The great many paradoxes in our faith trace back not so much to some sort of ironic sense of humor in our God, in our Creator, as they do to the often ignored but massive impact of the sin of our first parents on us, on all of us who have followed. The paradox ultimately lies in this: That Christ has taken the very worst of the consequences of sin–suffering and death–and turned them into the keystone of our salvation.

But again, because the paradox traces back to sin, the paradox itself ultimately dies with our mortal flesh; it is passing. As such, there is no need to apply it as a lens to every aspect of our human and spiritual lives.

It is a mistake, for example, to think that the virtuous version of ourselves will be a paradoxical complete reversal of our temperaments. If I am talented in leadership, virtue for me does not necessarily mean complete abdication of leadership. If I tend toward study and research, this does not necessarily mean that the virtuous version of me is someone who shuns the work of the intellect and seeks constant socialization and external interaction.

Rather, we see in the lives of the saints how holiness is the exaltation of our nature, with all its specificity and individuality, based on its purification, not from that specificity, but from sin. God doesn’t aim to take our individuality and temper it to the point that it is neutered of all that makes us special. Rather, He loves the particular aspects of what each of us is and longs to exalt that to become, well, itself–but with an injection of holiness, with an injection of His divinity.

This is what we see in today’s dramatic Gospel. Jesus miraculously culminates Peter’s fishing success. He doesn’t bring from Peter a clay vessel, purple goods, or the sort of tent St. Paul would have made with his trade. He culminates his success as a fisherman, with real, flesh-and-blood fish. He loves Peter the fisherman. He never has any intention to take Peter and turn him into someone completely different.

Still, that culmination doesn’t stop with Peter’s miraculous catch of fish, or fishing success in general. Rather, Jesus makes Peter a fisher of men–He takes what Peter is and exalts it beyond anything the lowly Galilean fisherman could ever have dreamed of.

Today’s saint of the day is St. Gregory the Great. Biographies of this saint hasten to tell us what St. Gregory was not. He was no St. Thomas Aquinas, no brilliant theologian. In fact, in the various areas where he excelled as an expert–monasticism, missionary work–St. Gregory added very little if anything new.

But what St. Gregory was, He was to the full: He was a leader. He gathered the Church with a strong voice into unity in its understanding of monasticism, missionary work, the Papacy, and many other things. Gregory as Gregory was Great.

And you: God has an image of you in your greatness. In the channeling of all your gifts and talents to the service of others and of His Church. He doesn’t want you to be “that other person” whom you admire because they have tendencies and talents that you don’t have. He wants to exalt you with all your individuality so far above your hopes and dreams as Peter’s role as fisher of men was exalted above his limited trade of netting tilapia on the Sea of Galilee.

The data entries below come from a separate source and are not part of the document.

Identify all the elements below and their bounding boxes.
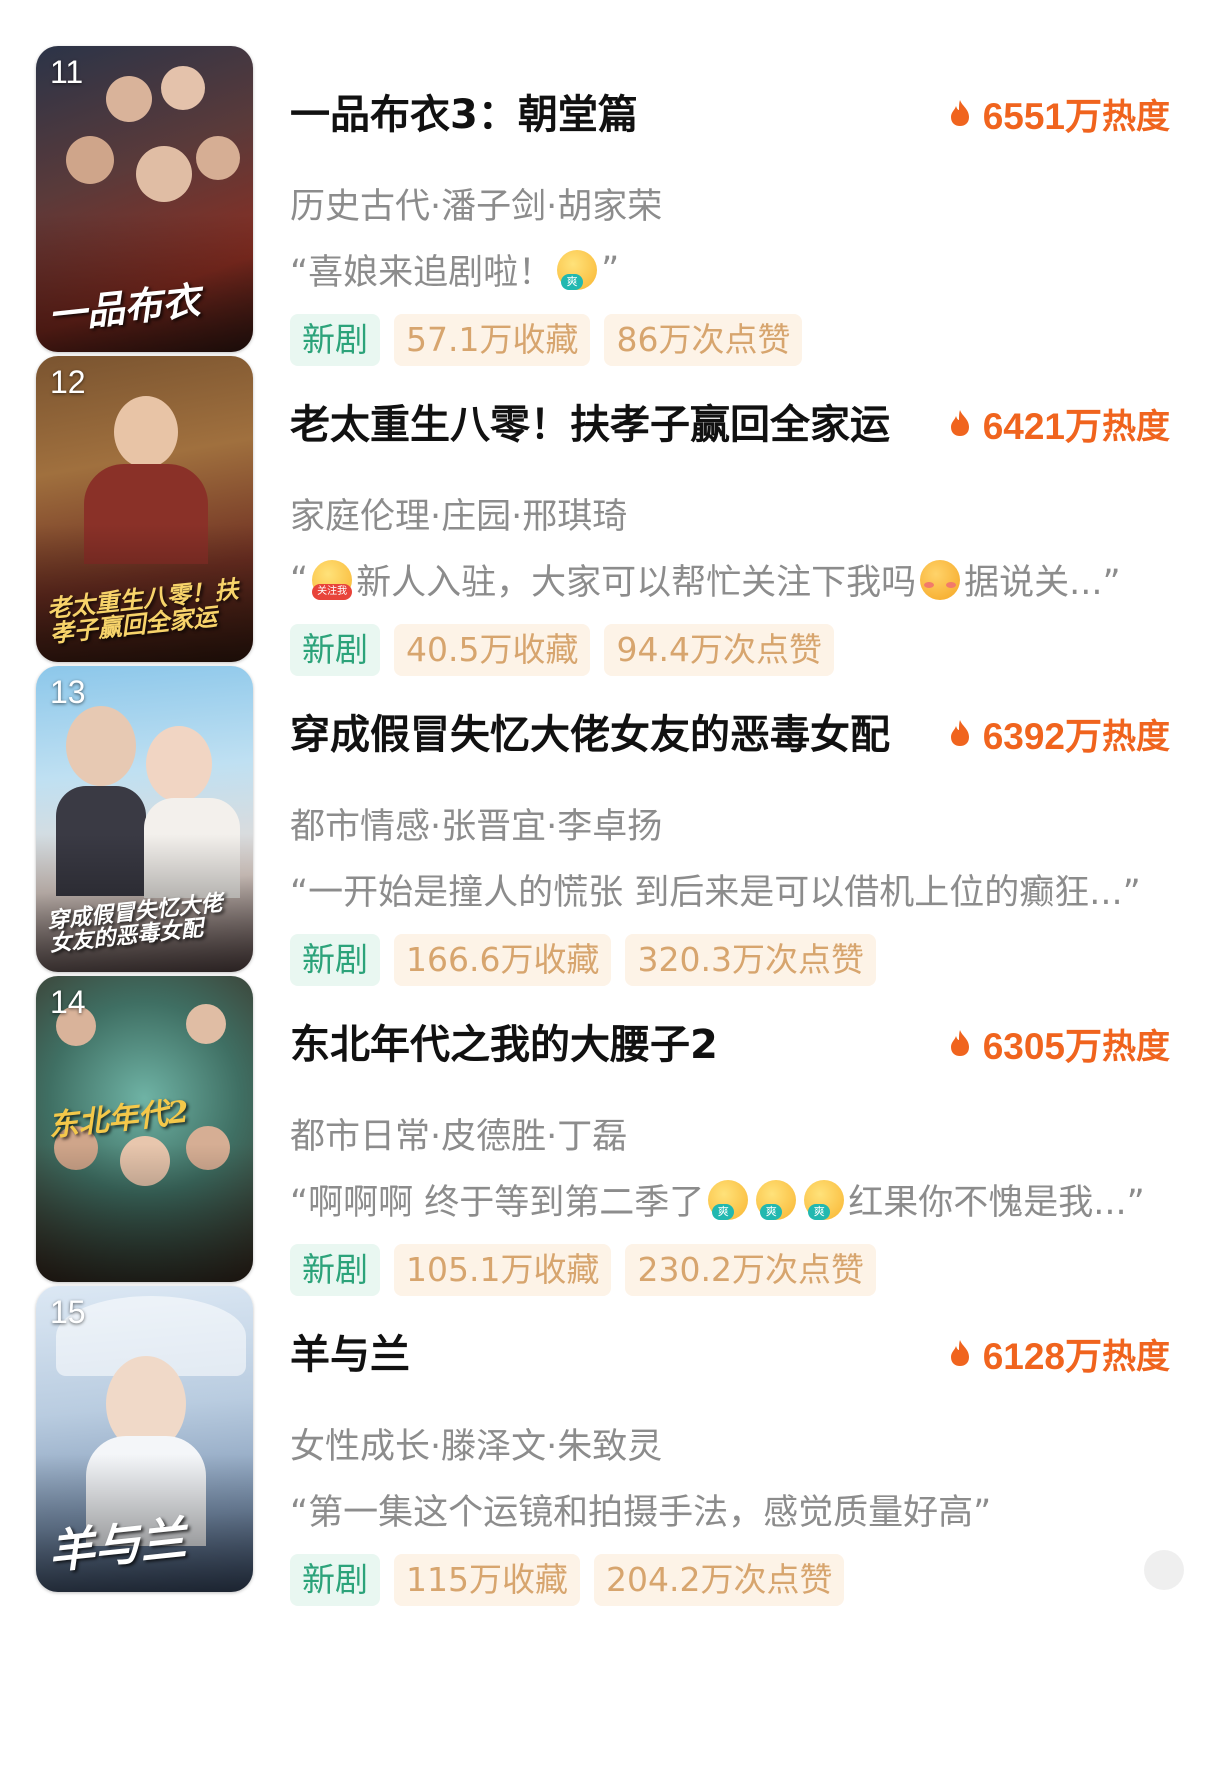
list-item[interactable]: 11 一品布衣 一品布衣3：朝堂篇 6551万 热度 历史古代·潘子剑·胡家荣 “… — [0, 38, 1206, 368]
heat-value: 6392万 — [982, 716, 1102, 757]
tag-row: 新剧 115万收藏 204.2万次点赞 — [290, 1554, 845, 1606]
comment-quote: “喜娘来追剧啦！ 爽 ” — [290, 244, 619, 295]
favorites-count: 115万收藏 — [394, 1554, 580, 1606]
quote-open: “ — [290, 559, 309, 600]
shuang-emoji-icon: 爽 — [706, 1178, 750, 1222]
drama-title[interactable]: 羊与兰 — [290, 1322, 410, 1380]
list-item[interactable]: 12 老太重生八零！扶孝子赢回全家运 老太重生八零！扶孝子赢回全家运 6421万… — [0, 348, 1206, 678]
flame-icon — [950, 1340, 969, 1366]
rank-number: 11 — [50, 54, 84, 90]
quote-text: “啊啊啊 终于等到第二季了 — [290, 1183, 705, 1223]
quote-text: 新人入驻，大家可以帮忙关注下我吗 — [356, 563, 917, 603]
comment-quote: “ 关注我 新人入驻，大家可以帮忙关注下我吗 据说关...” — [290, 554, 1121, 605]
heat-suffix: 热度 — [1102, 1026, 1170, 1067]
heat-value: 6305万 — [982, 1026, 1102, 1067]
heat-score: 6392万 热度 — [949, 706, 1170, 760]
blushing-heart-emoji-icon — [918, 558, 962, 602]
new-drama-tag: 新剧 — [290, 1554, 380, 1606]
assistive-touch-icon[interactable] — [1144, 1550, 1184, 1590]
shuang-emoji-icon: 爽 — [802, 1178, 846, 1222]
quote-end: ” — [601, 249, 620, 290]
heat-score: 6128万 热度 — [949, 1326, 1170, 1380]
comment-quote: “一开始是撞人的慌张 到后来是可以借机上位的癫狂...” — [290, 864, 1141, 915]
poster-image[interactable]: 14 东北年代2 — [36, 976, 253, 1282]
poster-image[interactable]: 12 老太重生八零！扶孝子赢回全家运 — [36, 356, 253, 662]
drama-title[interactable]: 一品布衣3：朝堂篇 — [290, 82, 638, 140]
flame-icon — [950, 1030, 969, 1056]
drama-title[interactable]: 穿成假冒失忆大佬女友的恶毒女配 — [290, 702, 890, 760]
quote-end: 据说关...” — [964, 563, 1121, 603]
poster-image[interactable]: 11 一品布衣 — [36, 46, 253, 352]
genre-cast: 历史古代·潘子剑·胡家荣 — [290, 187, 663, 227]
flame-icon — [950, 100, 969, 126]
rank-number: 12 — [50, 364, 86, 400]
drama-ranking-list: 11 一品布衣 一品布衣3：朝堂篇 6551万 热度 历史古代·潘子剑·胡家荣 “… — [0, 0, 1206, 1790]
drama-title[interactable]: 老太重生八零！扶孝子赢回全家运 — [290, 392, 890, 450]
comment-quote: “第一集这个运镜和拍摄手法，感觉质量好高” — [290, 1484, 991, 1535]
comment-quote: “啊啊啊 终于等到第二季了 爽 爽 爽 红果你不愧是我...” — [290, 1174, 1145, 1225]
quote-text: “第一集这个运镜和拍摄手法，感觉质量好高” — [290, 1493, 992, 1533]
quote-end: 红果你不愧是我...” — [848, 1183, 1145, 1223]
heat-value: 6421万 — [982, 406, 1102, 447]
shuang-emoji-icon: 爽 — [754, 1178, 798, 1222]
genre-cast: 家庭伦理·庄园·邢琪琦 — [290, 497, 628, 537]
poster-image[interactable]: 13 穿成假冒失忆大佬女友的恶毒女配 — [36, 666, 253, 972]
follow-me-emoji-icon: 关注我 — [310, 558, 354, 602]
heat-value: 6551万 — [982, 96, 1102, 137]
likes-count: 204.2万次点赞 — [594, 1554, 845, 1606]
genre-cast: 都市情感·张晋宜·李卓扬 — [290, 807, 663, 847]
drama-title[interactable]: 东北年代之我的大腰子2 — [290, 1012, 718, 1070]
heat-score: 6305万 热度 — [949, 1016, 1170, 1070]
poster-image[interactable]: 15 羊与兰 — [36, 1286, 253, 1592]
list-item[interactable]: 14 东北年代2 东北年代之我的大腰子2 6305万 热度 都市日常·皮德胜·丁磊… — [0, 968, 1206, 1298]
rank-number: 15 — [50, 1294, 86, 1330]
heat-suffix: 热度 — [1102, 1336, 1170, 1377]
heat-suffix: 热度 — [1102, 716, 1170, 757]
rank-number: 13 — [50, 674, 86, 710]
genre-cast: 都市日常·皮德胜·丁磊 — [290, 1117, 628, 1157]
quote-text: “喜娘来追剧啦！ — [290, 253, 554, 293]
genre-cast: 女性成长·滕泽文·朱致灵 — [290, 1427, 663, 1467]
heat-score: 6421万 热度 — [949, 396, 1170, 450]
flame-icon — [950, 410, 969, 436]
shuang-emoji-icon: 爽 — [555, 248, 599, 292]
heat-score: 6551万 热度 — [949, 86, 1170, 140]
list-item[interactable]: 13 穿成假冒失忆大佬女友的恶毒女配 穿成假冒失忆大佬女友的恶毒女配 6392万… — [0, 658, 1206, 988]
rank-number: 14 — [50, 984, 86, 1020]
heat-suffix: 热度 — [1102, 406, 1170, 447]
list-item[interactable]: 15 羊与兰 羊与兰 6128万 热度 女性成长·滕泽文·朱致灵 “第一集这个运镜… — [0, 1278, 1206, 1608]
flame-icon — [950, 720, 969, 746]
heat-value: 6128万 — [982, 1336, 1102, 1377]
quote-text: “一开始是撞人的慌张 到后来是可以借机上位的癫狂...” — [290, 873, 1141, 913]
heat-suffix: 热度 — [1102, 96, 1170, 137]
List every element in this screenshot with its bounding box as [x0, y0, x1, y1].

Ideas for conversation with the Lord: Ask Jesus to send His Holy Spirit to help you know yourself, not for growth in vanity, but for growth in gratitude. Thank Him not for any superiority you have, but for your individuality and for His gift of creating you with infinite love for that particular individuality that you are. And ask Him to show you the path to the exaltation that He wants for your special individuality, which is your own particular path of service to others.